Wissen und Pseudowissen

Wissen und Pseudowissen sehen von weitem betrachtet ähnlich aus. Pseudowissen kommt im Mantel von anerkanntem Wissen daher, ist allerdings nie wirklich überprüft worden. Traditionelle Überlieferung eben, Hörensagen, alles plausibel, aber doch nie überprüfte Fakten. Auch in der Wissenschaft macht sich zunehmend Pseudowissen breit. Darauf kam auch Al Ani mit einem interessanten Beitrag bereits Anfang des Jahres zu sprechen

ls ich vor einigen Tagen eine Vorlesung abhielt, meldete sich eine anwesende Studentin: Sie hätte sich mit meinem Vortragsthema zwar noch nie beschäftigt, hätte aber schnell zwei von mir zitierte Quellen gegoogelt und befand diese als nicht repräsentativ.
Dieses Beispiel zeigt zwei wesentliche Merkmale des heutigen Lernverhaltens: Dieses erfolgt immer öfter nicht mehr “auf Vorrat”, sondern sozusagen „on demand”: Wenn ich es brauche, weiß ich, wo ich es herbekomme. Ein Verhalten, das sehr gut zur Bewältigung der Herausforderung passt, wie sie schnell aufeinander abfolgende, unterschiedliche Aufgabenstellungen und Projekte im digitalen Zeitalter darstellen. Lernen auf Verdacht erscheint hier nicht immer sinnvoll und möglich, da es selten absehbar ist, was auf einem in der nächsten Zeit an Anforderungen zukommen wird.
Ein solches Verhalten bedingt dann natürlich auch einen anderen Umgang mit einem exponentiell wachsenden und durch soziale Medien fast schon überbordenden angebotenen Wissen oder eher Informationen. Es geht hier zunächst darum, den Überblick zu wahren, zu navigieren…
So rational und sinnvoll ein derartiges Verhalten auch sein mag, es bedeutet offensichtlich einen Bruch mit dem bisherigen Lernverhalten und hat massive Auswirkungen auf unser Verhalten und sogar auf den Zusammenhalt der Gesellschaft als solche.

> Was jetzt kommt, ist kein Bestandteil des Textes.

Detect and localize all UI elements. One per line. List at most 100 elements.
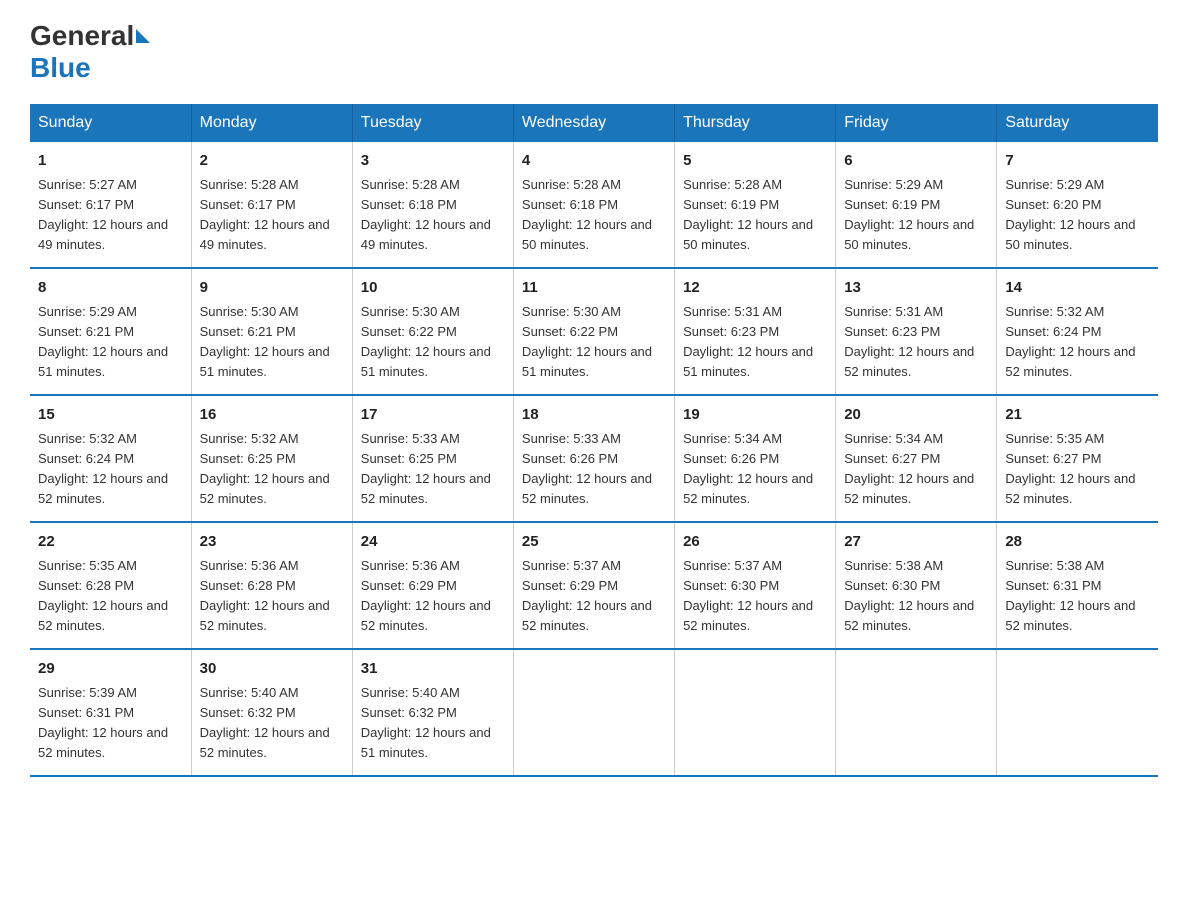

Vergessen wir für einen Augenblick, wie skurill es ist, dass dieser Beitrag auf der Huffington Post erschienen ist.
Dass Wissen stirbt, finden aber auch andere Autoren, zuletzt Knauß in der Wirtschaftswoche, wenn auch aus einem anderen Blickwinkel:

In seinem sehr lesenswerten aktuellen Werk „Die Explosion des Wissens“ erzählt der britische Ideenhistoriker Peter Burke die Geschichte des Wissens von der Epoche der Aufklärung bis zur Gegenwart nach…
Die Geschichte des Wissens wird üblicherweise als eine große Geschichte des Fortschritts gesehen, die in der „Wissensgesellschaft“ mündet, in der wir nun angeblich leben – und die immer schneller fortschreitet. Eine ewige Aufwärtsbewegung von immer mehr wissenden Menschen.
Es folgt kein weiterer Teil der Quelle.